O’Connor says that under the approved proposals, data protection is being shifted from a relatively low-level compliance issue to a board- level, high priority risk concern. “Corporations have known for years that sanctions for non-compliance with data protection have been incredibly low. That has really changed.”

While the draft will now go back to the parliament as well as the 28 member states for further discussion, and almost certainly further revision, O’Connor feels that post- NSA, increased sanctions for data breaches as well as the “right to erasure” of personal data are likely to remain as part of the final directive.

The right to erasure is a watering down of Reding’s proposed “right to be forgotten”, as organisations will only be expected to remove data if – within certain constraints – it doesn’t infringe on freedom of information or personal expression.

However O’Connor notes that in recent months it had appeared as if politicians would remove the controversial right entirely. Many businesses, especially US internet search and social media companies, had complained it would be expensive and potentially difficult to implement.

He sees the retention of that right, and increased sanctions against data breaches (rising from the initially agreed 2 per cent of a company’s annual global turnover, to 5 per cent – potentially millions of euros, even billions in the case of corporate giants like Google) as a clear indication of European anger over US surveillance revelations.

Other elements of the legislation retain general business support, particularly the “one-stop shop”’ harmonising data-protection law across all 28 states, instead of the current fragmented approach.

This is expected to save significant business costs and also to make it easier for smaller companies to compete for business across the EU.
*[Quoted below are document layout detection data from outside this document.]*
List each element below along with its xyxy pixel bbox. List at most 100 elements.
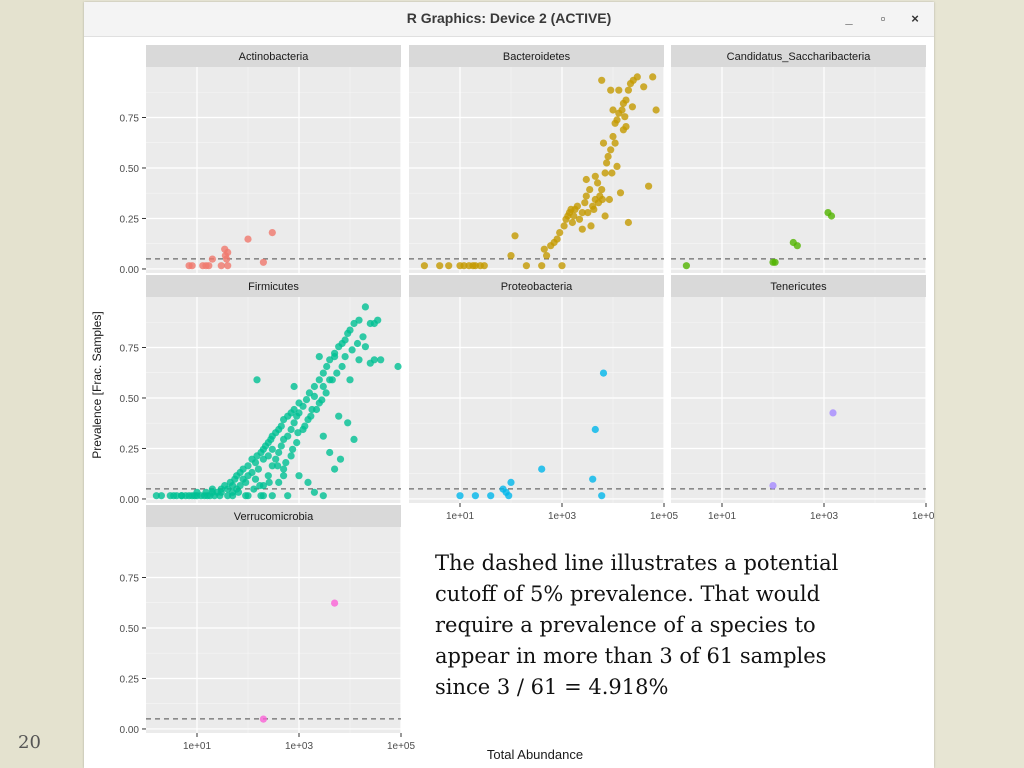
data-point-verrucomicrobia (331, 599, 339, 607)
data-point-firmicutes (333, 369, 341, 377)
facet-panel-proteobacteria (409, 297, 664, 503)
data-point-proteobacteria (599, 369, 608, 377)
data-point-bacteroidetes (568, 218, 576, 227)
facet-panel-tenericutes (671, 297, 926, 503)
data-point-bacteroidetes (578, 225, 586, 233)
facet-panel-verrucomicrobia (146, 527, 401, 733)
data-point-actinobacteria (259, 258, 267, 266)
data-point-firmicutes (394, 362, 402, 371)
data-point-bacteroidetes (573, 202, 581, 210)
facet-strip-candidatus_saccharibacteria (671, 45, 926, 67)
data-point-firmicutes (264, 452, 272, 460)
data-point-firmicutes (353, 339, 362, 348)
x-tick-label: 1e+01 (708, 511, 737, 522)
data-point-firmicutes (315, 353, 323, 361)
minimize-button[interactable]: _ (845, 11, 853, 26)
data-point-proteobacteria (487, 492, 495, 500)
data-point-firmicutes (250, 485, 258, 493)
facet-scatter-plot: Actinobacteria 0.00 0.25 0.50 0.75 Bacteroide… (90, 45, 934, 762)
data-point-firmicutes (323, 362, 331, 371)
data-point-firmicutes (310, 488, 318, 496)
data-point-bacteroidetes (608, 169, 616, 177)
data-point-firmicutes (253, 376, 261, 384)
data-point-actinobacteria (208, 255, 216, 263)
data-point-firmicutes (366, 359, 374, 367)
y-tick-label: 0.00 (120, 265, 140, 276)
maximize-button[interactable]: ▫ (880, 11, 886, 26)
x-tick-label: 1e+01 (446, 511, 475, 522)
data-point-firmicutes (289, 445, 297, 453)
facet-strip-verrucomicrobia (146, 505, 401, 527)
data-point-firmicutes (268, 492, 276, 500)
data-point-bacteroidetes (607, 86, 615, 94)
x-tick-label: 1e+03 (548, 511, 577, 522)
data-point-firmicutes (268, 445, 276, 453)
facet-panel-actinobacteria (146, 67, 401, 273)
facet-label-verrucomicrobia: Verrucomicrobia (234, 511, 314, 523)
data-point-firmicutes (346, 376, 354, 384)
data-point-firmicutes (287, 425, 295, 434)
data-point-firmicutes (322, 389, 330, 397)
data-point-firmicutes (284, 432, 292, 440)
data-point-bacteroidetes (605, 195, 614, 204)
data-point-bacteroidetes (599, 139, 608, 147)
data-point-firmicutes (374, 316, 382, 324)
facet-label-proteobacteria: Proteobacteria (501, 281, 573, 293)
data-point-bacteroidetes (598, 195, 607, 204)
data-point-firmicutes (348, 346, 356, 354)
data-point-firmicutes (319, 369, 327, 377)
data-point-firmicutes (244, 462, 252, 470)
data-point-bacteroidetes (584, 209, 592, 217)
data-point-bacteroidetes (619, 126, 628, 134)
data-point-bacteroidetes (649, 73, 657, 81)
data-point-firmicutes (318, 396, 326, 404)
data-point-firmicutes (251, 475, 260, 483)
data-point-actinobacteria (244, 235, 252, 243)
data-point-bacteroidetes (621, 113, 629, 121)
data-point-actinobacteria (217, 262, 225, 270)
data-point-firmicutes (355, 316, 363, 324)
data-point-actinobacteria (268, 229, 276, 237)
data-point-actinobacteria (205, 262, 213, 270)
data-point-firmicutes (312, 405, 321, 414)
data-point-bacteroidetes (578, 209, 586, 217)
facet-strip-firmicutes (146, 275, 401, 297)
x-tick-label: 1e+05 (387, 741, 416, 752)
data-point-firmicutes (377, 356, 385, 364)
data-point-firmicutes (302, 396, 311, 404)
data-point-bacteroidetes (538, 262, 546, 270)
facet-label-tenericutes: Tenericutes (770, 281, 827, 293)
facet-label-candidatus_saccharibacteria: Candidatus_Saccharibacteria (727, 51, 872, 63)
data-point-bacteroidetes (570, 212, 578, 220)
data-point-firmicutes (293, 439, 301, 447)
data-point-firmicutes (242, 478, 250, 486)
y-tick-label: 0.25 (120, 674, 140, 685)
data-point-bacteroidetes (582, 175, 590, 184)
y-tick-label: 0.75 (120, 573, 140, 584)
data-point-proteobacteria (507, 478, 515, 486)
data-point-firmicutes (274, 462, 282, 470)
data-point-bacteroidetes (558, 262, 566, 270)
data-point-bacteroidetes (604, 152, 612, 161)
data-point-firmicutes (307, 412, 315, 420)
data-point-firmicutes (229, 492, 237, 500)
data-point-firmicutes (305, 389, 313, 397)
data-point-bacteroidetes (613, 116, 621, 124)
data-point-firmicutes (236, 482, 244, 490)
close-button[interactable]: × (911, 11, 919, 26)
data-point-proteobacteria (589, 475, 597, 483)
data-point-bacteroidetes (587, 222, 595, 230)
data-point-bacteroidetes (507, 252, 515, 260)
data-point-firmicutes (319, 382, 327, 391)
data-point-bacteroidetes (613, 162, 621, 170)
data-point-firmicutes (295, 472, 303, 480)
x-tick-label: 1e+03 (810, 511, 839, 522)
window-titlebar[interactable]: R Graphics: Device 2 (ACTIVE) _ ▫ × (84, 2, 934, 37)
data-point-bacteroidetes (645, 182, 653, 190)
slide-margin-left (0, 0, 84, 768)
data-point-firmicutes (157, 492, 165, 500)
data-point-firmicutes (294, 429, 302, 437)
data-point-bacteroidetes (652, 106, 660, 114)
data-point-proteobacteria (591, 425, 599, 434)
data-point-firmicutes (301, 422, 309, 430)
One grey area is cloud computing, as on the face of it, US companies, even those running separate European data centres for European clients, seem obligated to hand over data held in the cloud if required under US laws.

“This really impacts on the global phenomenon of cloud computing,” says O’Connor, who notes that it might be a major spur to the development of European cloud firms, whose clouds and clients would not be subject to US laws. However, the use of encryption in the cloud, and the question of who – cloud provider or client – retains the private key for decryption, will pose further conundrums, he says.

Irish MEP Seán Kelly, who is industry committee rapporteur on data protection for the European People’s Party Group, expresses general satisfaction with the vote.

“Overall, I’m pleased enough with data protection as we have approved it by vote,” he says. He retains some concerns about the legislation’s impact on small- to medium-sized enterprises (SMEs), journalistic freedom and health research, but adds he is hopeful these could be addressed as negotiations continue at parliamentary and member state level.

In the case of SMEs, he says he would have preferred a proposal to fully scrap any requirement for SMEs to have a designated employee, or a dedicated officer, to deal with data protection.

Instead, SMEs with more than 5,000 clients must have someone in this role, even though he argues that often small companies would have little involvement in handling data.

“SMEs are crucial to the growth of Europe and any extra burden is going to have a cost,” he says.

He also feels that journalists should have an exemption when processing data for investigative purposes. As currently written, he feels that privacy protections are likely to have the side effect of protecting the rich and famous from a legitimate scrutiny of their affairs.

He also expresses concern that the ability to do medical research of public and individual benefit could be severely hampered by provisions requiring individual consent.

In Ireland, such a provision would possibly affect the storage of so-called Guthrie Cards, with blood samples from newborns. These were threatened with destruction due to data-protection laws before Taoiseach Enda Kenny made a commitment to find a legal way to preserve them.

The draft legislation now moves on for further discussion in parliament and member states, but it is expected that MEPs will wish to have the final vote on the directive by May, before the next round of parliamentary elections.